When virtualised storage virtually stops: what can be done?

You move your servers to VMware or Hyper-V and everything is fine. Then you virtualise your storage and, without even changing your application, everything slows right down. Even if you know what is going on, you may not see any obvious way to get around the problem-and particularly if you are on a tight budget (and who isn’t?).

For instance, if your storage has been thin provisioned to economise on disk usage, the last thing you want is to need to spread out your data to fully allocate disks, to get a performance boost; that would undo the capacity and energy savings that had reduced your operating costs. Nor, typically, would you want to embark on major systems changes at the same time as virtualising your storage.

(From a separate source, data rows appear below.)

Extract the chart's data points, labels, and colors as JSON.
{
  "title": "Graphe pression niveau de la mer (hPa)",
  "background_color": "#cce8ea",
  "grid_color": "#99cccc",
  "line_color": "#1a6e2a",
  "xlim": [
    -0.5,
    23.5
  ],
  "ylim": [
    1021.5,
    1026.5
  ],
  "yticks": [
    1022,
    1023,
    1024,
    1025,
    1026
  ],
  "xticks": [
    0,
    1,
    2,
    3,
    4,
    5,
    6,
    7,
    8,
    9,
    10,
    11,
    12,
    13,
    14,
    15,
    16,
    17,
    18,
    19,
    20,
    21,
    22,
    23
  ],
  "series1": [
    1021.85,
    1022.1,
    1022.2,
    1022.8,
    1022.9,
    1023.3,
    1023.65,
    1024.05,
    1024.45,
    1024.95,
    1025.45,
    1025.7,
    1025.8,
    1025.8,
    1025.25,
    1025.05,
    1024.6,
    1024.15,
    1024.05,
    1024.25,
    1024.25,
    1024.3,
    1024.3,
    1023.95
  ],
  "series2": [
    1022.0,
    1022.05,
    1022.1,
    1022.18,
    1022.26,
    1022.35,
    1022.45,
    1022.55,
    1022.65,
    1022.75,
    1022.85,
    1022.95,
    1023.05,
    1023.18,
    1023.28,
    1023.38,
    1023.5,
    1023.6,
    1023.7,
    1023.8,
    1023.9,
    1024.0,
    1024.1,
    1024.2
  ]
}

What typically causes this slowdown is that the storage pool is now being accessed from, say, a dozen different virtual servers at once. While the overall volume of transactions may not have changed much, the randomness of record reading and writing will have multiplied. Writing in particular is slowed down through much greater drive contention and latency (longer seek times, greater head movement, longer average data transfer rates). This will affect everything sharing the storage pool from production applications to backups, snapshots and clones.

One company addressing this problem is Virsto (fairly obviously VIRtual STOrage), a recent VC start-up. It has test results showing a slowdown of three times for a Hyper-V environment and sometimes as high as nine times for a snapshot in the more widely adopted VMware.

Virsto uses a conceptually simple way to obviate this problem. The technique is not new to database vendors but has not been seen in the wider storage world until recently. What happens is that all the write requests are serviced initially by the record being written into a journal log file (not visible in the namespace), which creates a 100% sequential data stream irrespective of the number of virtual servers running at the time. This is fast because it removes the randomness and, as soon as the record has been written there, the requesting application gets the OK to continue. Meanwhile, an asynchronous background process works through the log file to write the records into the storage pool. So, two writes are needed but contention is removed.

There are of course a few technical wrinkles to manage, such as handling a read request for a record already due for updating from the journal, so as to ensure the latest image is used. Also, to maximise performance, the log file could be placed on a separate hard drive, or an SSD for which random reads are ultra-fast, but that is for the user (or channel partner) to decide-because I am describing a purely software solution.

Once installed, with the devices mounted through Virsto’s management GUI, the software operates transparently within the existing storage and backup environment. So operation remains as it was before in the virtualised server-storage environment-only faster. It is complementary to existing storage applications, not competitive or a replacement. So, for instance, thin provisioning can continue without causing performance degradation.

Virsto sees the virtual desktop market as having even greater potential. Instead of tens of virtual servers sharing the storage pool there may be 100s of virtual desktops, so the company has developed two versions of the software which share the same processing engine.

The company released a Hyper-V version last year, and this now has around 40 users. Its VMware ESX vCenter version, now in alpha, is due for a Q4 release and, according to Virsto, results are showing performance slightly exceeding that for a fully allocated disk configuration without the software. With that release, users will also have a way of migrating between Hyper-V and VMware environments (reducing vendor lock-in). A Xen desktop version is on its way and due for release in 2012.

I can see some in the channel being ambivalent to this. It can address the needs of their users, expecially SMEs, suffering performance problems-and keep their costs down by maintaining the existing infrastructure; this could reduce the amount of new hardware they purchase in the short-term. Virsto is also maintaining direct sales, not least because some enterprise customers want to try it as the solution spans all business sizes. OEM deals can also be expected a little further down the line.

It is incredible to me that this problem was not foreseen by the virtualisation vendors or, if it was, that they didn’t take steps of this kind to address it from the outset. I can also see no good reason (except for a few patents pending) why they should not develop their own solutions in the future. In the meantime, their loss is Virsto’s gain-with their easy way out for those suffering a virtual storage performance collapse.